Richmond’s bike share opens today! To get biking, you can sign up for a membership over on the website, RVABikes.com, or you can download the app on app store of your choosing. Bike share is great for short trips around town when you don’t want to walk or drive or don’t already have a bike handy. A couple example trips to get you thinking: You work downtown but have a meeting at Lamplighter (Morris Street, don’t wrong Lamplighter yourself); You live near the Science Museum and need to grab some beers at the Broad Street Kroger before The Big Game; You and your pals are going on a brewery crawl! Bike share is just one tool for getting around town without a car, and as the system expands the more useful it becomes. With Phase 1 in the bag, onward to the Phase 2 expansion!
Naomi Benoit, the woman who was hit by a car while crossing Broad Street at 8th, has died. How can the City use this tragedy to study what makes that intersection unsafe—now deadly? Should we shrug our shoulders and move on? Or should engineers and planners work to make changes in the infrastructure there to prevent something like this from happening again? To quote Twitter user @mikeboos, “Infrastructure is only limited when we set other priorities above human life, which today are things like traffic flow or cost.”
Michael Paul Williams weighs in on Paul Goldman’s ballot referendum. I’d like to personally high five this quote: “Nothing — including a tax hike — should be off the table if this is a serious effort. Anything else is too political and invites cynicism.” The very fact that this referendum prohibits the use of new taxes—of any sort—to fund a decades-old backlog of school facility maintenance should make everyone super skeptical.
I am surprised that the State will consider a billion dollar tunnel under Ashland to avoid running high-speed rail through some folks’ backyards. Michael O’Connor at the RTD has more details on allllll the options on the table for the town. At some point soon, the Federal Railroad Administration will swoop in and have the final say on how the trains will get through Ashland. Stay tuned.
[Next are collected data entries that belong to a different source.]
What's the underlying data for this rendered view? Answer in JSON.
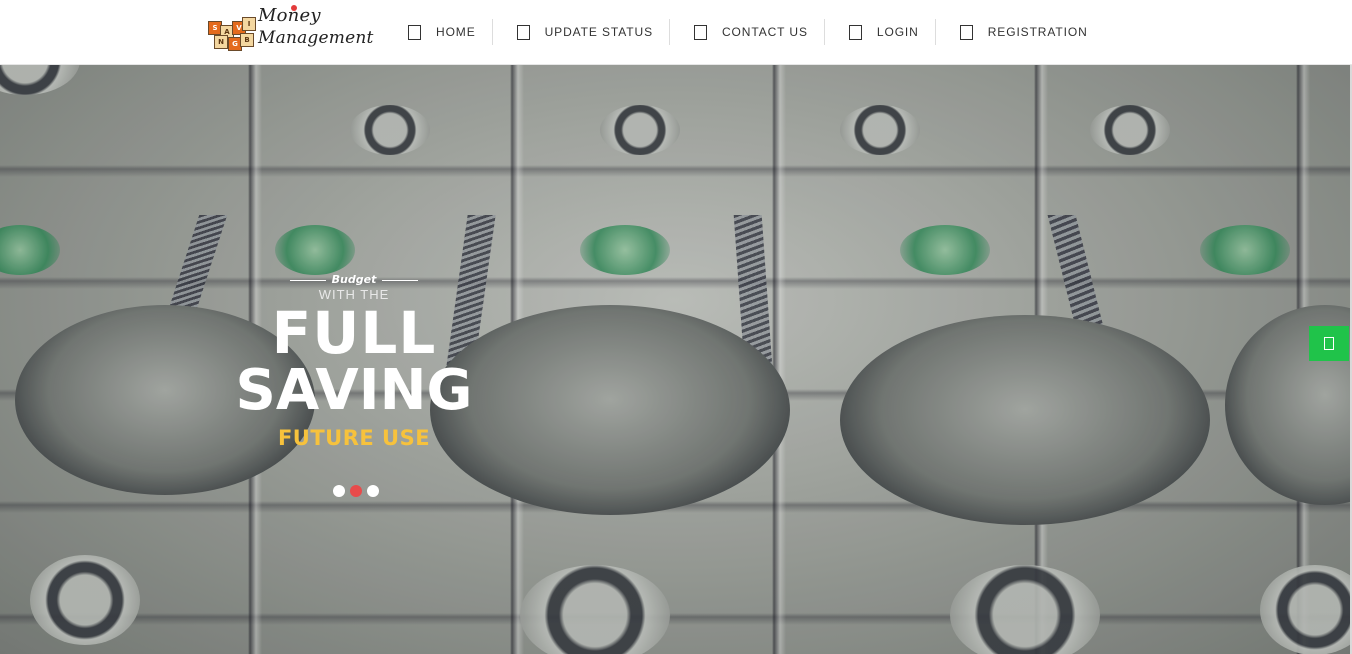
{
  "logo": {
    "line1": "Money",
    "line2": "Management",
    "tiles": [
      "S",
      "A",
      "V",
      "I",
      "N",
      "G",
      "B",
      "U",
      "D",
      "E",
      "T"
    ]
  },
  "nav": {
    "items": [
      {
        "label": "HOME",
        "icon": "square-icon"
      },
      {
        "label": "UPDATE STATUS",
        "icon": "square-icon"
      },
      {
        "label": "CONTACT US",
        "icon": "square-icon"
      },
      {
        "label": "LOGIN",
        "icon": "square-icon"
      },
      {
        "label": "REGISTRATION",
        "icon": "square-icon"
      }
    ]
  },
  "hero": {
    "budget": "Budget",
    "with": "WITH THE",
    "line1": "FULL",
    "line2": "SAVING",
    "line3": "FUTURE USE",
    "slides_total": 3,
    "active_slide": 2
  },
  "side_button": {
    "icon": "square-icon"
  },
  "colors": {
    "accent_red": "#e84b4b",
    "accent_yellow": "#f7c23c",
    "side_button_green": "#20c34a",
    "nav_text": "#333333"
  }
}
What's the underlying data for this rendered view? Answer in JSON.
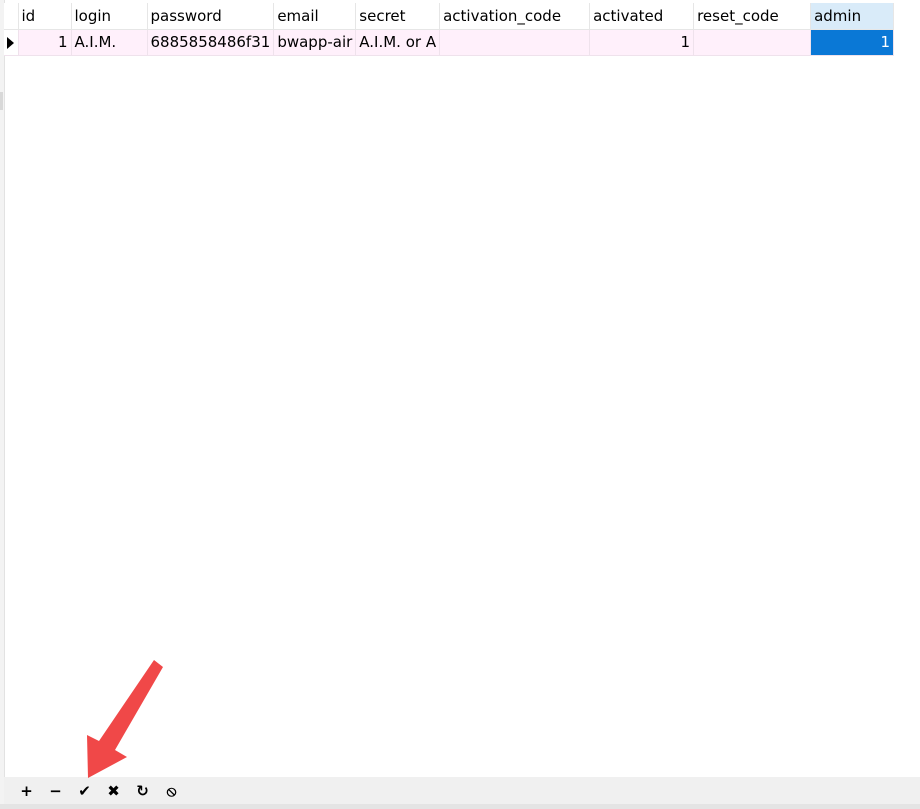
{
  "table": {
    "columns": [
      "id",
      "login",
      "password",
      "email",
      "secret",
      "activation_code",
      "activated",
      "reset_code",
      "admin"
    ],
    "rows": [
      {
        "id": "1",
        "login": "A.I.M.",
        "password": "6885858486f31",
        "email": "bwapp-air",
        "secret": "A.I.M. or A",
        "activation_code": "",
        "activated": "1",
        "reset_code": "",
        "admin": "1"
      }
    ],
    "selected_column": "admin",
    "colors": {
      "row_background": "#fff0fb",
      "selected_cell": "#0a78d6",
      "selected_header": "#d9ebf9"
    }
  },
  "toolbar": {
    "buttons": [
      {
        "name": "add-record",
        "glyph": "+",
        "icon": "plus-icon"
      },
      {
        "name": "delete-record",
        "glyph": "−",
        "icon": "minus-icon"
      },
      {
        "name": "apply-changes",
        "glyph": "✔",
        "icon": "check-icon"
      },
      {
        "name": "discard-changes",
        "glyph": "✖",
        "icon": "close-icon"
      },
      {
        "name": "refresh",
        "glyph": "↻",
        "icon": "refresh-icon"
      },
      {
        "name": "stop",
        "glyph": "⦸",
        "icon": "stop-icon"
      }
    ]
  },
  "annotation": {
    "color": "#f04848",
    "icon": "red-arrow-icon"
  }
}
The New York Times did some before-and-after-Amazon price comparisons at Whole Foods.
- Squirrels fell to Altoona last night, 2-1. Assuming things dry out, they’ll try again tonight at 6:35 PM. Tickets are available online.
- Nats mashed the Marlins, 11-2. That series continues tonight at 7:05 PM.
This morning's longread
Listen, I don’t know anything about the Young Adult Publishing Scene, and I can’t speak to the veracity of this piece, but man was it fascinating. There’s even a special guest appearance by Thomas Ian Nicholas, the guy who played Henry Rowengartner in Rookie of the Year!
Nowadays, you can make the bestseller list with about 5,000 sales. That’s not the heights of publishing’s heyday but it’s still harder to get than you’d think. Some publishers spend thousands of dollars on advertising and blogger outreach to get that number. Everyone’s looking for the next big thing and that costs a lot of cash. For the past 25 weeks, that big book in the YA world has been The Hate U Give by Angie Thomas, a searing politically charged drama about a young black girl who sees a police officer kill her friend, and the fallout it causes in her community. Through publisher buzz and exceedingly strong word of mouth, the novel has stormed to the forefront of the YA world and found thousands of fans, with a film on the way. Knocking that from the top of the NYT YA list would be a major deal, and this week it’s going to happen. But something’s not right.